A thunderous expression had come across Annabel’s face, but for a moment Emma was more interested in Ash’s. There was a look in his eyes that made him seem more familiar to her than ever. A sort of coldness, astonishing in someone so young.
“But you need Ash,” said Annabel. “You’ve said so a dozen times. You require him as your weapon.” She spoke with contempt. “You have already worked magics upon him since you took him from his mother’s Court. If you give him back—”
The King leaned back in his stone seat. “I will not give him back. The Queen will see reason. It will take some time for the Black Volume to work its will upon Ash. But when it has, we will no longer need the Portal. He will be able to spread blight and destruction with his very hands. The Queen hates Shadowhunters as much as I do. Within a month, their precious land of Idris will look like this—”
He gestured at the window set in the wall. Suddenly the view through the glass changed—in fact, there was no glass. It was as if a hole had been torn in the world, and through it Emma could see a view of a blowing desert and a gray sky scorched with lightning. The sand was stained red with blood, and broken trees stood scarecrow-like against the acidic horizon.
“That’s not our world,” Julian murmured. “It’s another dimension—like Edom—but Edom was destroyed—”
Emma couldn’t stop staring. Human figures, half-covered by the sand; the white of bone. “Julian, I can see bodies—”
The King waved his hand again, and the Portal turned dark. “As Thule is now, so Idris will be.”
Thule? The word was familiar. Emma frowned.
“You think you’ll be able to convince the Queen to endanger her child just for power,” said Annabel. “Not everyone is like you.”

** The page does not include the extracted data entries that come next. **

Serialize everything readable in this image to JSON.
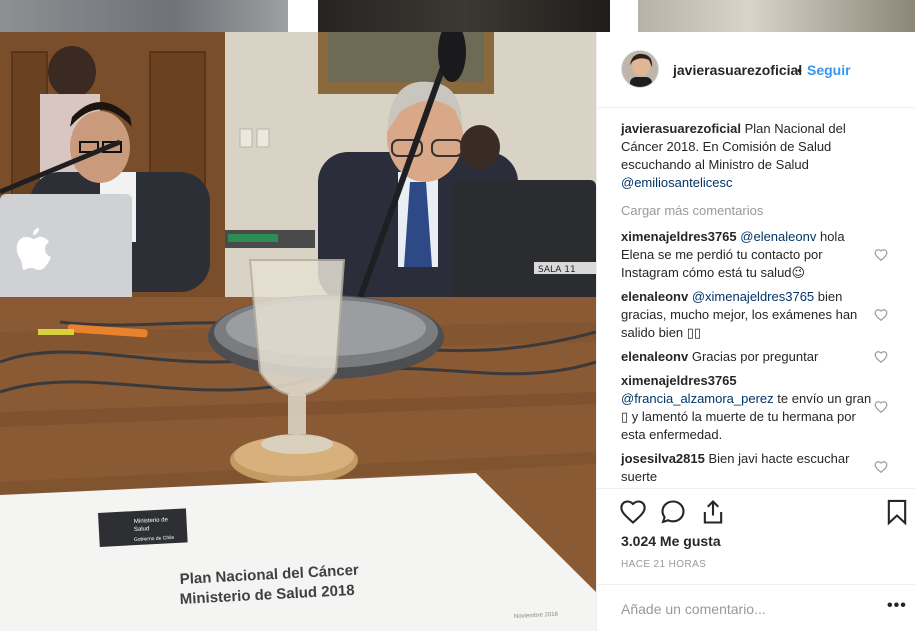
{
  "header": {
    "username": "javierasuarezoficial",
    "separator": "•",
    "follow_label": "Seguir"
  },
  "caption": {
    "username": "javierasuarezoficial",
    "text": "Plan Nacional del Cáncer 2018. En Comisión de Salud escuchando al Ministro de Salud",
    "mention": "@emiliosantelicesc"
  },
  "load_more_label": "Cargar más comentarios",
  "comments": [
    {
      "username": "ximenajeldres3765",
      "mention": "@elenaleonv",
      "text": " hola Elena se me perdió tu contacto por Instagram cómo está tu salud😉"
    },
    {
      "username": "elenaleonv",
      "mention": "@ximenajeldres3765",
      "text": " bien gracias, mucho mejor, los exámenes han salido bien ▯▯"
    },
    {
      "username": "elenaleonv",
      "mention": "",
      "text": "Gracias por preguntar"
    },
    {
      "username": "ximenajeldres3765",
      "mention": "@francia_alzamora_perez",
      "text": " te envío un gran ▯ y lamentó la muerte de tu hermana por esta enfermedad."
    },
    {
      "username": "josesilva2815",
      "mention": "",
      "text": "Bien javi hacte escuchar suerte"
    }
  ],
  "likes": "3.024 Me gusta",
  "timestamp": "HACE 21 HORAS",
  "add_comment_placeholder": "Añade un comentario...",
  "more_label": "•••",
  "photo": {
    "document_title_line1": "Plan Nacional del Cáncer",
    "document_title_line2": "Ministerio de Salud 2018",
    "logo_line1": "Ministerio de",
    "logo_line2": "Salud",
    "logo_line3": "Gobierno de Chile",
    "date": "Noviembre 2018",
    "laptop_label": "SALA 11"
  },
  "colors": {
    "accent": "#3897f0",
    "mention": "#003569",
    "muted": "#999999",
    "text": "#262626"
  },
  "icons": [
    "heart-icon",
    "comment-icon",
    "share-icon",
    "bookmark-icon",
    "apple-logo-icon"
  ]
}
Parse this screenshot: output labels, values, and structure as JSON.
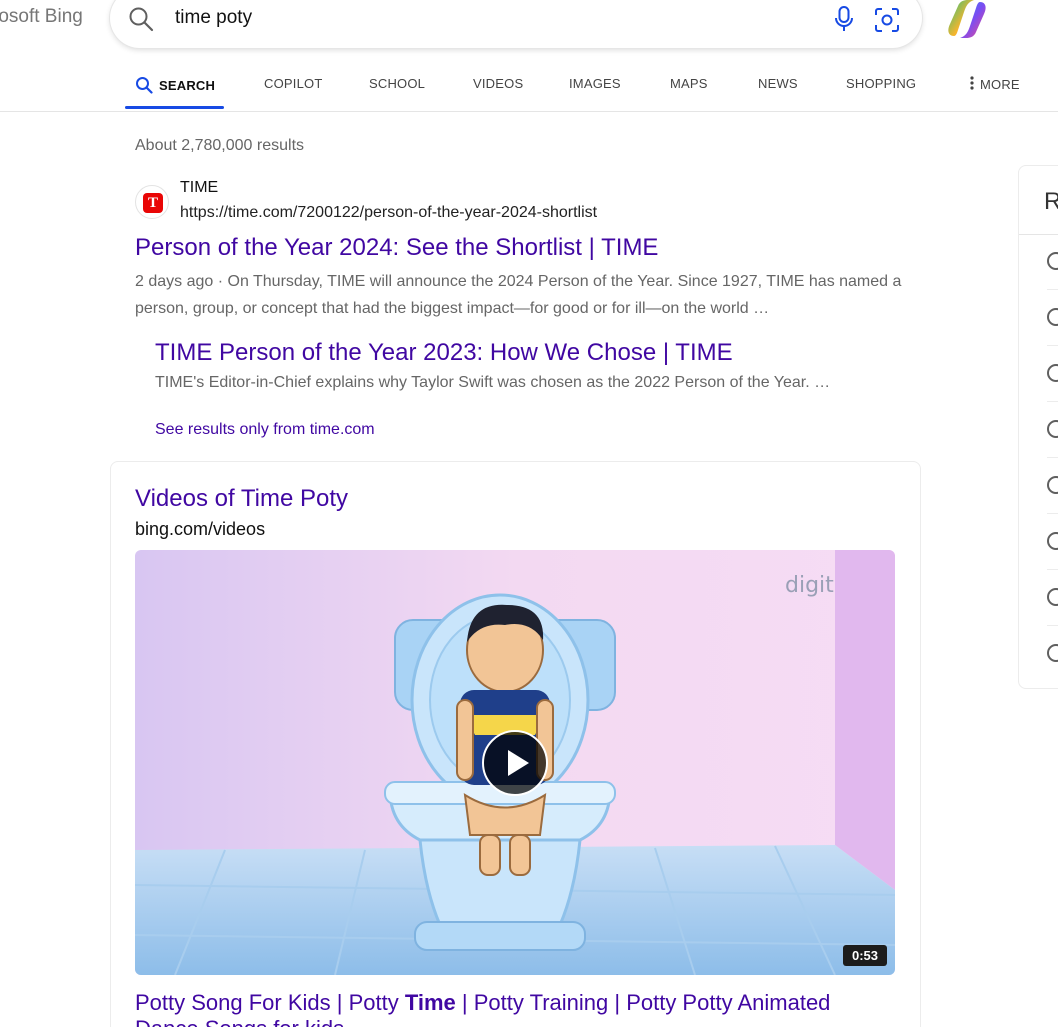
{
  "brand": "rosoft Bing",
  "search": {
    "query": "time poty"
  },
  "nav": {
    "tabs": [
      {
        "label": "SEARCH",
        "active": true
      },
      {
        "label": "COPILOT"
      },
      {
        "label": "SCHOOL"
      },
      {
        "label": "VIDEOS"
      },
      {
        "label": "IMAGES"
      },
      {
        "label": "MAPS"
      },
      {
        "label": "NEWS"
      },
      {
        "label": "SHOPPING"
      },
      {
        "label": "MORE"
      }
    ]
  },
  "results_count": "About 2,780,000 results",
  "result": {
    "site_name": "TIME",
    "favicon_letter": "T",
    "url": "https://time.com/7200122/person-of-the-year-2024-shortlist",
    "title": "Person of the Year 2024: See the Shortlist | TIME",
    "snippet": "2 days ago · On Thursday, TIME will announce the 2024 Person of the Year. Since 1927, TIME has named a person, group, or concept that had the biggest impact—for good or for ill—on the world …",
    "deep_link": {
      "title": "TIME Person of the Year 2023: How We Chose | TIME",
      "snippet": "TIME's Editor-in-Chief explains why Taylor Swift was chosen as the 2022 Person of the Year. …"
    },
    "see_more": "See results only from time.com"
  },
  "videos": {
    "heading": "Videos of Time Poty",
    "source": "bing.com/videos",
    "thumbnail": {
      "watermark": "digit",
      "duration": "0:53"
    },
    "title_parts": [
      "Potty Song For Kids | Potty ",
      "Time",
      " | Potty Training | Potty Potty Animated Dance Songs for kids"
    ]
  },
  "sidebar": {
    "heading": "R"
  },
  "colors": {
    "link": "#4007a2",
    "accent": "#174ae4",
    "favicon": "#e90606"
  }
}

“But the Queen is,” said the Unseelie King. “I know it, because Ash would not be the first.” He grinned a skeleton grin. “Annabel Blackthorn, you have toyed with me because I have allowed it. You have no true power here.”
“I know your name,” Annabel gasped. “Malcolm told it to me. I can force you—”
“You will die the moment the name leaves your lips, and Ash will die after,” said the King. “But because I do not wish bloodshed, I will give you one night to decide. Give me the true Black Volume, and you may remain here with Ash and be his guardian. If not, I shall join forces with the Queen instead and drive you from my lands, and you will never see Ash again.”
Ash pulled away from Annabel’s restraining hands. “What if I say no? What if I refuse?”
The King turned his red gaze on the boy. “You are a perfect candidate for the Dark Artifices,” he said. “But in the end, do you truly think I would stop at harming Sebastian Morgenstern’s brat?”